Analysis of Multi-GNSS PPP Initialization using Dual- and Triple-frequency Data

Abstract

With an increase in the number of satellite systems, redundant measurements, and improved satellite orbit and clock products, the initial convergence period of dual-frequency GNSS Precise Point Positioning (PPP) borders on tens of minutes to achieve an accuracy of a few centimetres. However, dual-frequency PPP still remains impractical for many real-time applications due to this relatively long convergence period. The introduction of a fully operational third frequency promised faster convergence and almost instantaneous integer resolution of ambiguities. However, the expectation of triple-frequency PPP has, so far, not been met with reliable quick fixing of float carrier-phase ambiguities. The objective of this work is to draw attention to the challenges and methods available for quickly attaining accurate position initialization for float PPP solutions, while analyzing the intricacies of issues that have to be dealt with in doing so.
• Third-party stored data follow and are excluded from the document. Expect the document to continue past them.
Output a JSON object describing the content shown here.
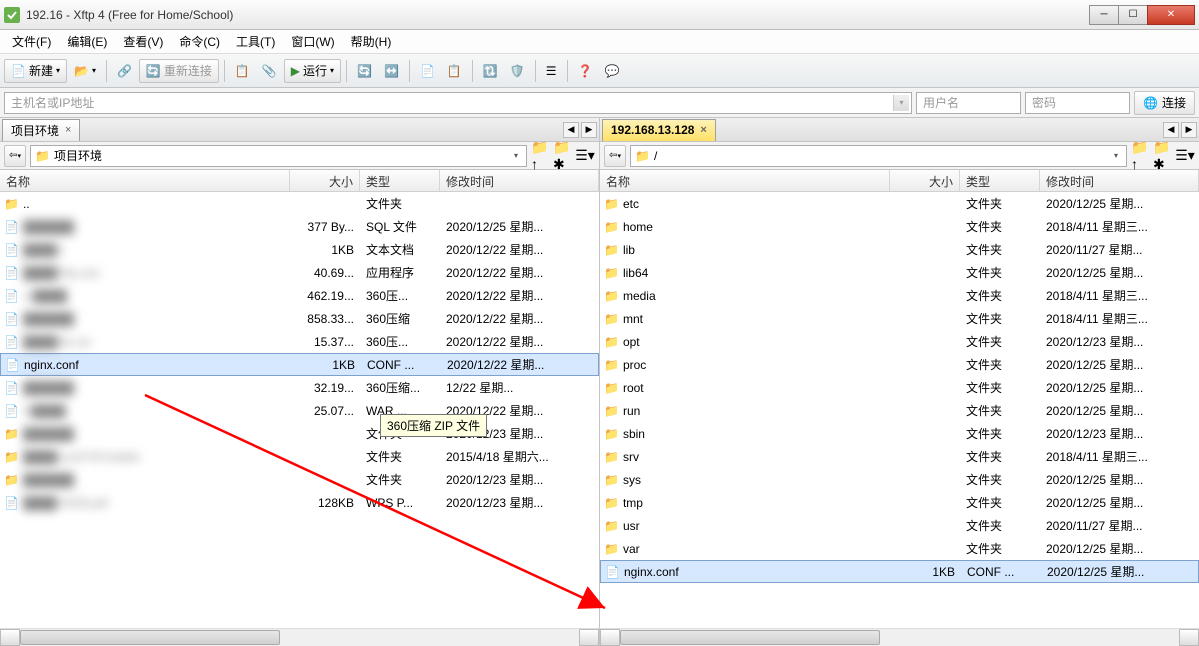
{
  "title": "192.16            - Xftp 4 (Free for Home/School)",
  "menu": [
    "文件(F)",
    "编辑(E)",
    "查看(V)",
    "命令(C)",
    "工具(T)",
    "窗口(W)",
    "帮助(H)"
  ],
  "toolbar": {
    "new": "新建",
    "reconnect": "重新连接",
    "run": "运行"
  },
  "addr": {
    "host_placeholder": "主机名或IP地址",
    "user_placeholder": "用户名",
    "pass_placeholder": "密码",
    "connect": "连接"
  },
  "left": {
    "tab": "项目环境",
    "path": "项目环境",
    "columns": {
      "name": "名称",
      "size": "大小",
      "type": "类型",
      "date": "修改时间"
    },
    "rows": [
      {
        "icon": "folder",
        "name": "..",
        "size": "",
        "type": "文件夹",
        "date": "",
        "blur": false
      },
      {
        "icon": "file",
        "name": "██████",
        "size": "377 By...",
        "type": "SQL 文件",
        "date": "2020/12/25 星期...",
        "blur": true
      },
      {
        "icon": "file",
        "name": "████.t",
        "size": "1KB",
        "type": "文本文档",
        "date": "2020/12/22 星期...",
        "blur": true
      },
      {
        "icon": "file",
        "name": "████04p.exe",
        "size": "40.69...",
        "type": "应用程序",
        "date": "2020/12/22 星期...",
        "blur": true
      },
      {
        "icon": "file",
        "name": "vr████",
        "size": "462.19...",
        "type": "360压...",
        "date": "2020/12/22 星期...",
        "blur": true
      },
      {
        "icon": "file",
        "name": "██████",
        "size": "858.33...",
        "type": "360压缩",
        "date": "2020/12/22 星期...",
        "blur": true
      },
      {
        "icon": "file",
        "name": "████ble.rar",
        "size": "15.37...",
        "type": "360压...",
        "date": "2020/12/22 星期...",
        "blur": true
      },
      {
        "icon": "file",
        "name": "nginx.conf",
        "size": "1KB",
        "type": "CONF ...",
        "date": "2020/12/22 星期...",
        "blur": false,
        "selected": true
      },
      {
        "icon": "file",
        "name": "██████",
        "size": "32.19...",
        "type": "360压缩...",
        "date": "12/22 星期...",
        "blur": true
      },
      {
        "icon": "file",
        "name": "N████",
        "size": "25.07...",
        "type": "WAR ...",
        "date": "2020/12/22 星期...",
        "blur": true
      },
      {
        "icon": "folder",
        "name": "██████",
        "size": "",
        "type": "文件夹",
        "date": "2020/12/23 星期...",
        "blur": true
      },
      {
        "icon": "folder",
        "name": "████cureFXPortable",
        "size": "",
        "type": "文件夹",
        "date": "2015/4/18 星期六...",
        "blur": true
      },
      {
        "icon": "folder",
        "name": "██████",
        "size": "",
        "type": "文件夹",
        "date": "2020/12/23 星期...",
        "blur": true
      },
      {
        "icon": "file",
        "name": "████-0428.pdf",
        "size": "128KB",
        "type": "WPS P...",
        "date": "2020/12/23 星期...",
        "blur": true
      }
    ]
  },
  "right": {
    "tab": "192.168.13.128",
    "path": "/",
    "columns": {
      "name": "名称",
      "size": "大小",
      "type": "类型",
      "date": "修改时间"
    },
    "rows": [
      {
        "icon": "folder",
        "name": "etc",
        "size": "",
        "type": "文件夹",
        "date": "2020/12/25 星期..."
      },
      {
        "icon": "folder",
        "name": "home",
        "size": "",
        "type": "文件夹",
        "date": "2018/4/11 星期三..."
      },
      {
        "icon": "folder",
        "name": "lib",
        "size": "",
        "type": "文件夹",
        "date": "2020/11/27 星期..."
      },
      {
        "icon": "folder",
        "name": "lib64",
        "size": "",
        "type": "文件夹",
        "date": "2020/12/25 星期..."
      },
      {
        "icon": "folder",
        "name": "media",
        "size": "",
        "type": "文件夹",
        "date": "2018/4/11 星期三..."
      },
      {
        "icon": "folder",
        "name": "mnt",
        "size": "",
        "type": "文件夹",
        "date": "2018/4/11 星期三..."
      },
      {
        "icon": "folder",
        "name": "opt",
        "size": "",
        "type": "文件夹",
        "date": "2020/12/23 星期..."
      },
      {
        "icon": "folder",
        "name": "proc",
        "size": "",
        "type": "文件夹",
        "date": "2020/12/25 星期..."
      },
      {
        "icon": "folder",
        "name": "root",
        "size": "",
        "type": "文件夹",
        "date": "2020/12/25 星期..."
      },
      {
        "icon": "folder",
        "name": "run",
        "size": "",
        "type": "文件夹",
        "date": "2020/12/25 星期..."
      },
      {
        "icon": "folder",
        "name": "sbin",
        "size": "",
        "type": "文件夹",
        "date": "2020/12/23 星期..."
      },
      {
        "icon": "folder",
        "name": "srv",
        "size": "",
        "type": "文件夹",
        "date": "2018/4/11 星期三..."
      },
      {
        "icon": "folder",
        "name": "sys",
        "size": "",
        "type": "文件夹",
        "date": "2020/12/25 星期..."
      },
      {
        "icon": "folder",
        "name": "tmp",
        "size": "",
        "type": "文件夹",
        "date": "2020/12/25 星期..."
      },
      {
        "icon": "folder",
        "name": "usr",
        "size": "",
        "type": "文件夹",
        "date": "2020/11/27 星期..."
      },
      {
        "icon": "folder",
        "name": "var",
        "size": "",
        "type": "文件夹",
        "date": "2020/12/25 星期..."
      },
      {
        "icon": "file",
        "name": "nginx.conf",
        "size": "1KB",
        "type": "CONF ...",
        "date": "2020/12/25 星期...",
        "selected": true
      }
    ]
  },
  "tooltip": "360压缩 ZIP 文件"
}
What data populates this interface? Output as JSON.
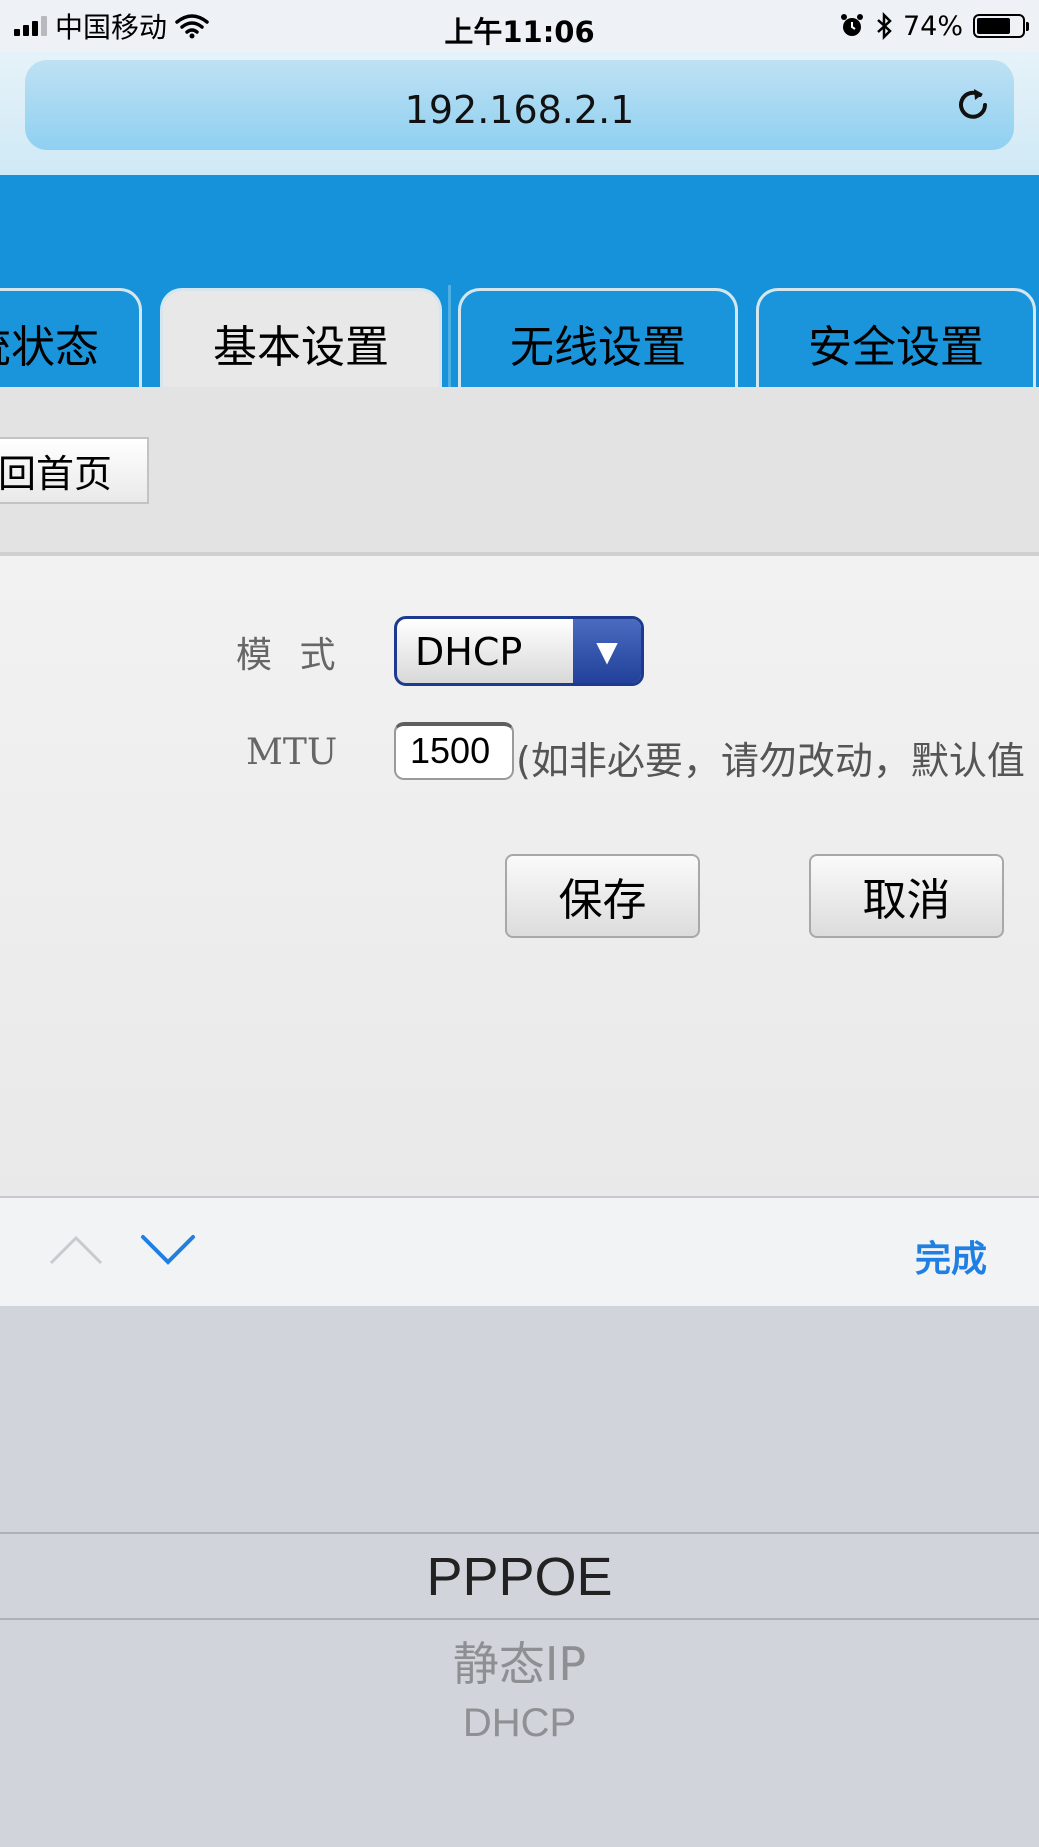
{
  "status_bar": {
    "carrier": "中国移动",
    "time": "上午11:06",
    "battery": "74%",
    "battery_level": 0.74,
    "icons": [
      "signal-icon",
      "wifi-icon",
      "alarm-icon",
      "bluetooth-icon",
      "battery-icon"
    ]
  },
  "browser": {
    "url": "192.168.2.1",
    "reload_icon": "reload-icon"
  },
  "tabs": [
    {
      "label": "统状态"
    },
    {
      "label": "基本设置",
      "active": true
    },
    {
      "label": "无线设置"
    },
    {
      "label": "安全设置"
    }
  ],
  "subnav": {
    "home_label": "回首页"
  },
  "form": {
    "mode_label": "模 式",
    "mode_value": "DHCP",
    "mtu_label": "MTU",
    "mtu_value": "1500",
    "mtu_hint": "(如非必要，请勿改动，默认值",
    "save_label": "保存",
    "cancel_label": "取消"
  },
  "accessory": {
    "done_label": "完成"
  },
  "picker": {
    "options": [
      "PPPOE",
      "静态IP",
      "DHCP"
    ],
    "selected": "PPPOE"
  },
  "colors": {
    "header_blue": "#1592d9",
    "select_border": "#1d3a8f",
    "done_blue": "#1f7fe2"
  }
}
This paper concentrates on the first few minutes of PPP convergence in dual- and triple-frequency scenarios to analyze and contribute to improvements of the float solution before the resolution of ambiguities. L5 bias corrections from the Centre national d'etudes spatiales (CNES) were applied in the triple-frequency PPP float solutions, which improved the solution by 22% in the first 5 minutes. Three GNSS-based and two observable weighting schemes were investigated. Downweighting GLONASS and BeiDou observables gave the best results compared to the other schemes investigated. The weighting experiments confirmed that the appropriate choice of a weighting scheme impacts solution initialization.